15 to 25 cm of new snow can be found above 1800 m, which was redistributed by southerly winds in alpine and upper treeline terrain. This new snow will add to previous storm slabs that have formed over the last few days, which currently overlie older layers such as surface hoar, facets, and crusts.

A new breakable, melt-freeze crust is found at the surface at mid-elevation. The mid-November hard crust currently sits 60 to 120 cm deep with facets above and below. Some recent storm slabs have stepped down to this layer.

The snowpack height rapidly diminishes below 1100 m.

Weather Summary

Tuesday Night
Cloudy.
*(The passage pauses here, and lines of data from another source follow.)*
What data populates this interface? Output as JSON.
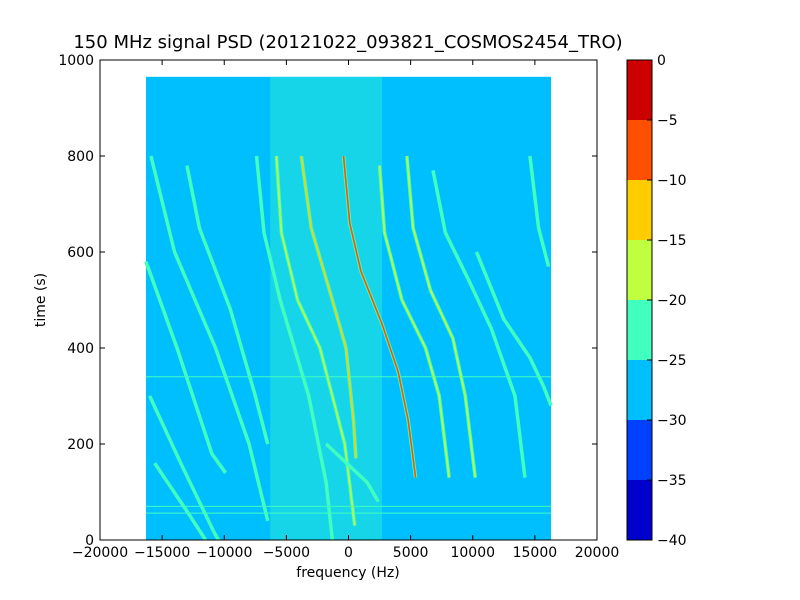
{
  "chart_data": {
    "type": "heatmap",
    "title": "150 MHz signal PSD (20121022_093821_COSMOS2454_TRO)",
    "xlabel": "frequency (Hz)",
    "ylabel": "time (s)",
    "xlim": [
      -20000,
      20000
    ],
    "ylim": [
      0,
      1000
    ],
    "x_ticks": [
      -20000,
      -15000,
      -10000,
      -5000,
      0,
      5000,
      10000,
      15000,
      20000
    ],
    "x_tick_labels": [
      "−20000",
      "−15000",
      "−10000",
      "−5000",
      "0",
      "5000",
      "10000",
      "15000",
      "20000"
    ],
    "y_ticks": [
      0,
      200,
      400,
      600,
      800,
      1000
    ],
    "y_tick_labels": [
      "0",
      "200",
      "400",
      "600",
      "800",
      "1000"
    ],
    "data_extent": {
      "x": [
        -16300,
        16300
      ],
      "y": [
        0,
        965
      ]
    },
    "background_level": -27.5,
    "central_band": {
      "center_hz": -1800,
      "halfwidth_hz": 4500,
      "level": -22.5
    },
    "horizontal_lines_s": [
      56,
      70,
      340
    ],
    "colorbar": {
      "range": [
        -40,
        0
      ],
      "ticks": [
        0,
        -5,
        -10,
        -15,
        -20,
        -25,
        -30,
        -35,
        -40
      ],
      "tick_labels": [
        "0",
        "−5",
        "−10",
        "−15",
        "−20",
        "−25",
        "−30",
        "−35",
        "−40"
      ],
      "levels": [
        {
          "range": [
            -40,
            -35
          ],
          "color": "#0000cc"
        },
        {
          "range": [
            -35,
            -30
          ],
          "color": "#0040ff"
        },
        {
          "range": [
            -30,
            -25
          ],
          "color": "#00bfff"
        },
        {
          "range": [
            -25,
            -20
          ],
          "color": "#40ffbf"
        },
        {
          "range": [
            -20,
            -15
          ],
          "color": "#bfff40"
        },
        {
          "range": [
            -15,
            -10
          ],
          "color": "#ffcc00"
        },
        {
          "range": [
            -10,
            -5
          ],
          "color": "#ff5000"
        },
        {
          "range": [
            -5,
            0
          ],
          "color": "#cc0000"
        }
      ]
    },
    "series": [
      {
        "points": [
          [
            -16000,
            300
          ],
          [
            -13500,
            160
          ],
          [
            -10800,
            15
          ],
          [
            -9800,
            -30
          ]
        ],
        "level": -22.5
      },
      {
        "points": [
          [
            -16300,
            580
          ],
          [
            -13800,
            400
          ],
          [
            -11000,
            180
          ],
          [
            -9900,
            140
          ]
        ],
        "level": -22.5
      },
      {
        "points": [
          [
            -15900,
            800
          ],
          [
            -14000,
            600
          ],
          [
            -10700,
            400
          ],
          [
            -8000,
            200
          ],
          [
            -6500,
            40
          ]
        ],
        "level": -22.5
      },
      {
        "points": [
          [
            -13000,
            780
          ],
          [
            -12000,
            650
          ],
          [
            -9500,
            480
          ],
          [
            -7500,
            300
          ],
          [
            -6500,
            200
          ]
        ],
        "level": -22.5
      },
      {
        "points": [
          [
            -7400,
            800
          ],
          [
            -6800,
            640
          ],
          [
            -5500,
            500
          ],
          [
            -3200,
            300
          ],
          [
            -1800,
            120
          ],
          [
            -1300,
            0
          ]
        ],
        "level": -22.5
      },
      {
        "points": [
          [
            -5800,
            800
          ],
          [
            -5400,
            640
          ],
          [
            -4100,
            500
          ],
          [
            -2300,
            400
          ],
          [
            -300,
            200
          ],
          [
            500,
            30
          ]
        ],
        "level": -17.5
      },
      {
        "points": [
          [
            -3800,
            800
          ],
          [
            -3000,
            650
          ],
          [
            -1300,
            500
          ],
          [
            -200,
            400
          ],
          [
            400,
            250
          ],
          [
            600,
            170
          ]
        ],
        "level": -12.5
      },
      {
        "points": [
          [
            -400,
            800
          ],
          [
            100,
            660
          ],
          [
            1000,
            560
          ],
          [
            2700,
            450
          ],
          [
            4000,
            350
          ],
          [
            4800,
            250
          ],
          [
            5400,
            130
          ]
        ],
        "level": -7.5
      },
      {
        "points": [
          [
            2500,
            780
          ],
          [
            2900,
            640
          ],
          [
            4300,
            500
          ],
          [
            6200,
            400
          ],
          [
            7300,
            300
          ],
          [
            8100,
            130
          ]
        ],
        "level": -17.5
      },
      {
        "points": [
          [
            4700,
            800
          ],
          [
            5200,
            650
          ],
          [
            6600,
            520
          ],
          [
            8400,
            420
          ],
          [
            9400,
            300
          ],
          [
            10200,
            130
          ]
        ],
        "level": -17.5
      },
      {
        "points": [
          [
            6800,
            770
          ],
          [
            7800,
            640
          ],
          [
            9700,
            540
          ],
          [
            11500,
            440
          ],
          [
            13400,
            300
          ],
          [
            14200,
            130
          ]
        ],
        "level": -22.5
      },
      {
        "points": [
          [
            14600,
            800
          ],
          [
            15300,
            650
          ],
          [
            16100,
            570
          ]
        ],
        "level": -22.5
      },
      {
        "points": [
          [
            10300,
            600
          ],
          [
            12500,
            460
          ],
          [
            14600,
            380
          ],
          [
            15700,
            320
          ],
          [
            16300,
            280
          ]
        ],
        "level": -22.5
      },
      {
        "points": [
          [
            -1800,
            200
          ],
          [
            1500,
            120
          ],
          [
            2400,
            80
          ]
        ],
        "level": -22.5
      },
      {
        "points": [
          [
            -15600,
            160
          ],
          [
            -13000,
            60
          ],
          [
            -11500,
            0
          ]
        ],
        "level": -22.5
      }
    ]
  }
}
Snow starting early evening. 50 km/h southwest ridgetop wind. Treeline temperature -3 °C. Freezing level 1500 m.

Wednesday
Cloudy. 30 to 50 mm of precipitation as snow or rain at treeline. 50 km/h southwest ridgetop wind. Treeline temperature 0°C. Freezing level rising to 1800 m.

Thursday
Mostly cloudy. 40 km/h northwest ridgetop wind. Treeline temperature -3 °C. Freezing level 1500 m.

Friday
Cloudy. 5 to 10 cm of snow. 30 km/h west ridgetop wind. Treeline temperature -4 °C. Freezing level 1200 m.

More details can be found in the Mountain Weather Forecast.

Terrain and Travel Advice

  • Avoid areas with overhead hazard.
  • Storm slabs in motion may step down to deeper layers resulting in large avalanches.
  • Loose avalanches may start small, but they can grow and push you into dangerous terrain.
  • Stick to simple terrain or small features with limited consequence.

Problems

Storm Slabs

Storm Slab avalanches are the release of a cohesive layer (a slab) of new snow that breaks within new snow or on the old snow surface. Storm-slabs typically last between a few hours and few days (following snowfall). Storm-slabs that form over a persistent weak layer (surface hoar, depth hoar, or near-surface facets) may be termed Persistent Slabs or may develop into Persistent Slabs.

Loose Wet

Loose Wet avalanches are the release of wet unconsolidated snow or slush. These avalanches typically occur within layers of wet snow near the surface of the snowpack, but they may quickly gouge into lower snowpack layers. Like Loose Dry Avalanches, they start at a point and entrain snow as they move downhill, forming a fan-shaped avalanche. Other names for loose-wet avalanches include point-release avalanches or sluffs. Loose Wet avalanches can trigger slab avalanches that break into deeper snow layers.